Peter glanced around and shrugged his shoulders. “’Cause I’m staying here?” he said slowly, as if to judge whether or not he was answering her question right.

It didn’t make sense. Why on earth would someone willingly decide to stay in a place like this? The woods had at least a dozen hunting shacks tucked into the logging roads. There was no sign of anyone other than Peter being here in the last several years.

“Where are your parents?” she asked. There was no way he was of legal age. He was much older than the magical boy, Peter Pan, that Wendy knew from her stories, but he definitely wasn’t eighteen.

“Haven’t got any.” He said it so simply, and with such lack of importance, that it took a moment for it to register.

He didn’t have any parents? So he was an orphan? Was he homeless?

“Are—are there other people in the woods?”

He shrugged. “Not that I’ve seen.”

“So what are you doing in the woods?” Wendy swallowed past a lump in her throat. A question was bubbling up that she needed to ask, but she was frightened of the answer. “Did someone … bring you here? Were you kidnapped?”

But Peter laughed. “What? No! Jeez, what is it with you and kidnapping?”

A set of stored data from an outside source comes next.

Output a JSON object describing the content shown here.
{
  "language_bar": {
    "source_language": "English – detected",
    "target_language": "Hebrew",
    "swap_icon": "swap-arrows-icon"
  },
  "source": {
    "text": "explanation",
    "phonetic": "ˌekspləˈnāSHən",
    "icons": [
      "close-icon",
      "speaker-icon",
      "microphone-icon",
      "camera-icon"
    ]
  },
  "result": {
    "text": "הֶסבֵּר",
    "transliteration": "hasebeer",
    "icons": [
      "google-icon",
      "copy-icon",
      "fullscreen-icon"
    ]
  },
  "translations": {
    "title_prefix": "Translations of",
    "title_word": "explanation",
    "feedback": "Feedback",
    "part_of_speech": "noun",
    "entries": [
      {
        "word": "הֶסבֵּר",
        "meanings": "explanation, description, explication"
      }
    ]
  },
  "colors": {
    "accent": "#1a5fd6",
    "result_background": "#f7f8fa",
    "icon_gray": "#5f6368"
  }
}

And the frustration was back.

“If that’s not it, then what are you doing here?” Wendy snapped. “Why were you in the middle of the road? Why did you come to my house?”

“Because…” His eyes dropped to the floor. “I need your help.”

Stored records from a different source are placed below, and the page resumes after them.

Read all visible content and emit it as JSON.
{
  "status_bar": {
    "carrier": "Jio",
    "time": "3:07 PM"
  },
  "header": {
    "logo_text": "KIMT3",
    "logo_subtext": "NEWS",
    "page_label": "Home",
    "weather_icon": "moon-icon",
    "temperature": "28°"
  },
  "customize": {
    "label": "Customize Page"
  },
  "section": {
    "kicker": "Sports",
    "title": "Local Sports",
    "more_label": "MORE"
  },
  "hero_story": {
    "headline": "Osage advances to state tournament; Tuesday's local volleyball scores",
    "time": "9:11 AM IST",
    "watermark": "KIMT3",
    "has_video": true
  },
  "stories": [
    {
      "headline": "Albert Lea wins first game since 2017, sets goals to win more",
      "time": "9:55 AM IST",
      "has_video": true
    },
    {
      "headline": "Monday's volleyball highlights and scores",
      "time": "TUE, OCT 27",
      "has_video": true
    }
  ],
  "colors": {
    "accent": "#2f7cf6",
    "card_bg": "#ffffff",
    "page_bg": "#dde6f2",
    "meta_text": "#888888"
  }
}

“What do you need my help with?” Wendy asked slowly. A chill ran across her skin. The flame of the oil lantern flickered behind the dirty glass.

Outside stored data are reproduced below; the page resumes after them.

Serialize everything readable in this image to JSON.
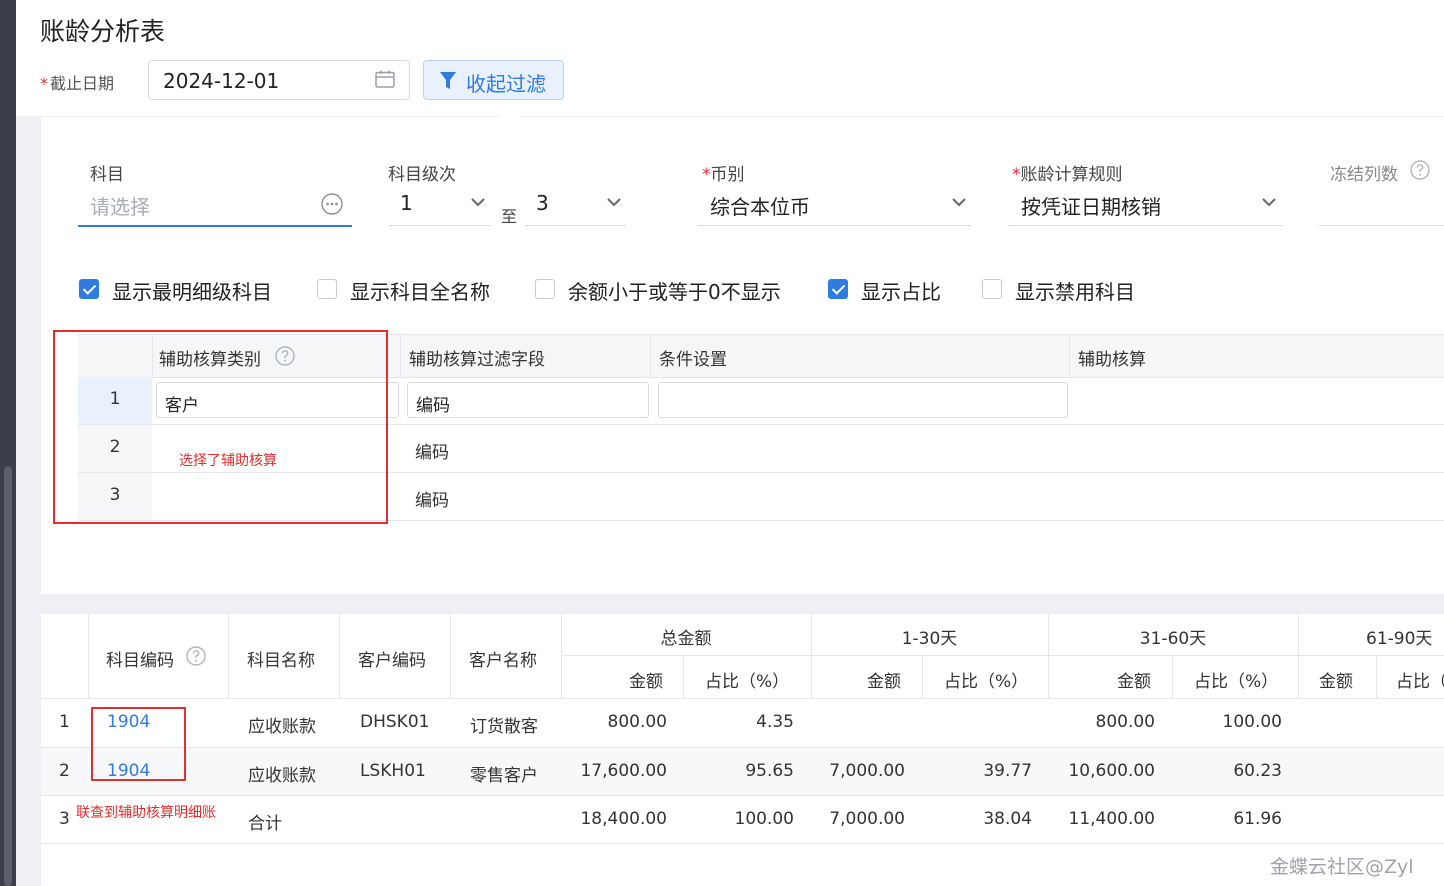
{
  "title": "账龄分析表",
  "cutoff": {
    "label": "截止日期",
    "value": "2024-12-01"
  },
  "filter_toggle_label": "收起过滤",
  "filters": {
    "subject": {
      "label": "科目",
      "placeholder": "请选择"
    },
    "subject_level": {
      "label": "科目级次",
      "from": "1",
      "to_label": "至",
      "to": "3"
    },
    "currency": {
      "label": "币别",
      "value": "综合本位币"
    },
    "aging_rule": {
      "label": "账龄计算规则",
      "value": "按凭证日期核销"
    },
    "freeze_cols": {
      "label": "冻结列数"
    }
  },
  "checkboxes": [
    {
      "label": "显示最明细级科目",
      "checked": true
    },
    {
      "label": "显示科目全名称",
      "checked": false
    },
    {
      "label": "余额小于或等于0不显示",
      "checked": false
    },
    {
      "label": "显示占比",
      "checked": true
    },
    {
      "label": "显示禁用科目",
      "checked": false
    }
  ],
  "aux_grid": {
    "headers": [
      "辅助核算类别",
      "辅助核算过滤字段",
      "条件设置",
      "辅助核算"
    ],
    "rows": [
      {
        "num": "1",
        "category": "客户",
        "field": "编码",
        "condition": ""
      },
      {
        "num": "2",
        "category": "",
        "field": "编码"
      },
      {
        "num": "3",
        "category": "",
        "field": "编码"
      }
    ],
    "note": "选择了辅助核算"
  },
  "report": {
    "headers": {
      "code": "科目编码",
      "name": "科目名称",
      "cust_code": "客户编码",
      "cust_name": "客户名称",
      "groups": [
        "总金额",
        "1-30天",
        "31-60天",
        "61-90天"
      ],
      "amount": "金额",
      "ratio": "占比（%）",
      "ratio_cut": "占比（"
    },
    "rows": [
      {
        "num": "1",
        "code": "1904",
        "name": "应收账款",
        "cust_code": "DHSK01",
        "cust_name": "订货散客",
        "total": "800.00",
        "total_pct": "4.35",
        "d1_30": "",
        "d1_30_pct": "",
        "d31_60": "800.00",
        "d31_60_pct": "100.00"
      },
      {
        "num": "2",
        "code": "1904",
        "name": "应收账款",
        "cust_code": "LSKH01",
        "cust_name": "零售客户",
        "total": "17,600.00",
        "total_pct": "95.65",
        "d1_30": "7,000.00",
        "d1_30_pct": "39.77",
        "d31_60": "10,600.00",
        "d31_60_pct": "60.23"
      },
      {
        "num": "3",
        "code": "",
        "name": "合计",
        "cust_code": "",
        "cust_name": "",
        "total": "18,400.00",
        "total_pct": "100.00",
        "d1_30": "7,000.00",
        "d1_30_pct": "38.04",
        "d31_60": "11,400.00",
        "d31_60_pct": "61.96"
      }
    ],
    "note": "联查到辅助核算明细账"
  },
  "watermark": "金蝶云社区@Zyl",
  "colors": {
    "accent": "#2f7be0",
    "annotation": "#e0302f"
  }
}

Peter frowned. “I need you to help me find my shadow.”

Wendy stared at him.

Again, he had said it so simply, as if this weren’t a completely bizarre thing to say to her. She forced a laugh, not knowing how else to respond.

Seriously? Was he messing with her? “Uh, did you try looking on the floor?”

Peter tipped his head to the side, an eyebrow cocked like that was a ridiculous question. “You’re kidding, right?”

Wendy let out a huff and rolled her eyes. “It’s right th—”

She pointed to the floor where his shadow was. Or rather, where his shadow was supposed to be.

The ground below him had no shadow. It was just his feet—his very dirty, bare feet—and then the weather-worn planks. It was such a small thing to be so very wrong to the point that it was unsettling. It was like a Photoshop fail, but in person.

“That’s not—” Wendy glanced up and Peter looked expectant. Her eyes went to the walls around them, searching for some indication, some smudge in the firelight that indicated Peter’s shadow, but there was nothing.

Wendy examined her own shadow. It flickered and shifted below her, mimicking her movement across the wall.

Her shadow was there, but where was his?

“That doesn’t make any sense.” Wendy fixed Peter with a glare. Surely, this was some kind of weird trick. “That’s not possible.”

“I told you so,” Peter said. He just stood there, looking infuriatingly placid.

“How did you do that?” she demanded. “You have to have a shadow—everything has a shadow!” Not in the dark, of course, but there was enough firelight in the shack for her to have one, and the cots, and the small pile of firewood in the corner.

“It must be a trick of the light or something,” Wendy tried to reason with herself. She could probably search shadow magic tricks on YouTube and find an explanation. Wendy stepped closer to him, thinking maybe he was just standing in the perfect spot for all the light to bounce off him and not create a shadow—she wasn’t entirely sure how that worked.